ARLINGTON, Texas — The Rangers’ path back to the World Series is as wide open as the Texas plains.
Not only did yesterday’s rainout at The Ballpark in Arlington reset the Rangers dynamic bullpen, but the Tigers will be without slugger Magglio Ordonez, who is done for the postseason with a fractured right ankle.
Ordonez suffered the injury during batting practice before the Rangers’ 3-2 win in Game 1 of the ALCS.
The Tigers are now without their two right-handed hitting corner outfielders. Delmon Young was scratched at the start of the series with an oblique strain.
All this against a team loaded with lefty starters. The Tigers, who had to battle for every run against the Yankees, are a desperate ballclub now. They are getting to see what life was like for the Yankees, who got nothing from their right-handed slugger Alex Rodriguez, who batted .111 against the Tigers in the ALDS.
The Tigers will likely start the light-hitting outfield of Ryan Rayburn, Austin Jackson and Don Kelly today. Don’t feel sorry for Tigers skipper Jim Leyland, though.
“We’re a real resilient team,” Leyland said yesterday after Game 2 was postponed. “Do I like this? Obviously, no. But we’re a tough team. We’ll figure something out, and we’ll get through this. We’re not going to sit around and feel sorry for ourselves. I can guarantee you that.”
The Tigers could be down 2-0 in the series before they play their first home game tomorrow at Comerica Park.
What could go wrong, has gone wrong for the Tigers but Leyland said he sees this as a great opportunity.
“We’re playing the Texas Rangers for the [AL] championship, I love it,” Leyland said. “We had to beat the New York Yankees just for the right to play the defending champions.”
Young hit three home runs against the Yankees. Ordonez batted .455 against them. The Tigers are falling apart a few days too late to help the Yankees.
This was the same ankle that Ordonez fractured in 2010. It bothered him early in the year, but he was feeling much better recently.
During batting practice on Saturday, however, he felt pain in the ankle. He tried to play through the injury but had trouble getting to fly balls and had to leave the game in the fifth.
This has been one strange series. It hasn’t rained here in five months but it rained the last two days. The rain has been following the Tigers throughout the postseason, and now the black cloud of injury hovers above them.
“We’re in the American League Championship Series,” Rayburn said. “I don’t know how sorry we can actually feel.”
Ron Washington said the rainout allows him to bring in Alexi Ogando out of the bullpen in the second game, too. Ogando is Washington’s ace in the pen. He has appeared in four postseason games this year and the Rangers have won all four. His ERA is 0.00.
Washington said Ogando would not have been available last night. Ogando is backed by closer Neftali Feliz, two power arms.
“They have a great bullpen,” Rayburn admitted.
The Rangers had never won a one-run game in the post-season before this October. They have three straight one-run wins. That can be tough on the heart.

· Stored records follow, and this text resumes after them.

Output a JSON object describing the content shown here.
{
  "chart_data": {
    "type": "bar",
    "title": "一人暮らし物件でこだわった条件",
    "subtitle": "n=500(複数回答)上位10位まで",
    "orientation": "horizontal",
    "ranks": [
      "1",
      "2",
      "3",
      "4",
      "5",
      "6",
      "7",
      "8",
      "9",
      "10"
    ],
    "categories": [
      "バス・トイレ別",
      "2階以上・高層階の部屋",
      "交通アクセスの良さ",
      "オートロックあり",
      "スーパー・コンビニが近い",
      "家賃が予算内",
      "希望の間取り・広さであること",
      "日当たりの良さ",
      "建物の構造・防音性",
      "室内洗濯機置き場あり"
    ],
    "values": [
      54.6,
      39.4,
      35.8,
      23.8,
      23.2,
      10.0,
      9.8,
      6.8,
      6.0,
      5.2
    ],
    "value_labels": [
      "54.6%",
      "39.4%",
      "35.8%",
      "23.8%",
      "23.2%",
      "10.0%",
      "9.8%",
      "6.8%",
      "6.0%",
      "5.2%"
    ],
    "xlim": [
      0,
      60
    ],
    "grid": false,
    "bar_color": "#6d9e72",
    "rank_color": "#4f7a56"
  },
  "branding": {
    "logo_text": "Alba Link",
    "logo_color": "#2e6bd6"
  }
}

“I don’t think you can do anything about what your ticker is doing,” Washington said. “You just hope it continues to tick.”
Leyland said Game 1 loser Justin (Rainman) Verlander, who has had both of his postseason starts cut short by rain, will start Game 5. If the Rangers stay hot, there might not be a Game 5. The Tigers will go with Max Scherzer this afternoon against lefty Derek Holland.
There could be four games in four days. Nolan Ryan has re-built the Rangers bullpen to be ready for just such a task.
“I’m not sure how baseball in general views our bullpen,” Ryan said. “I think they view it differently now than they probably did earlier in the year.”
Yes, they do. The Rangers’ second straight World Series is in plain sight.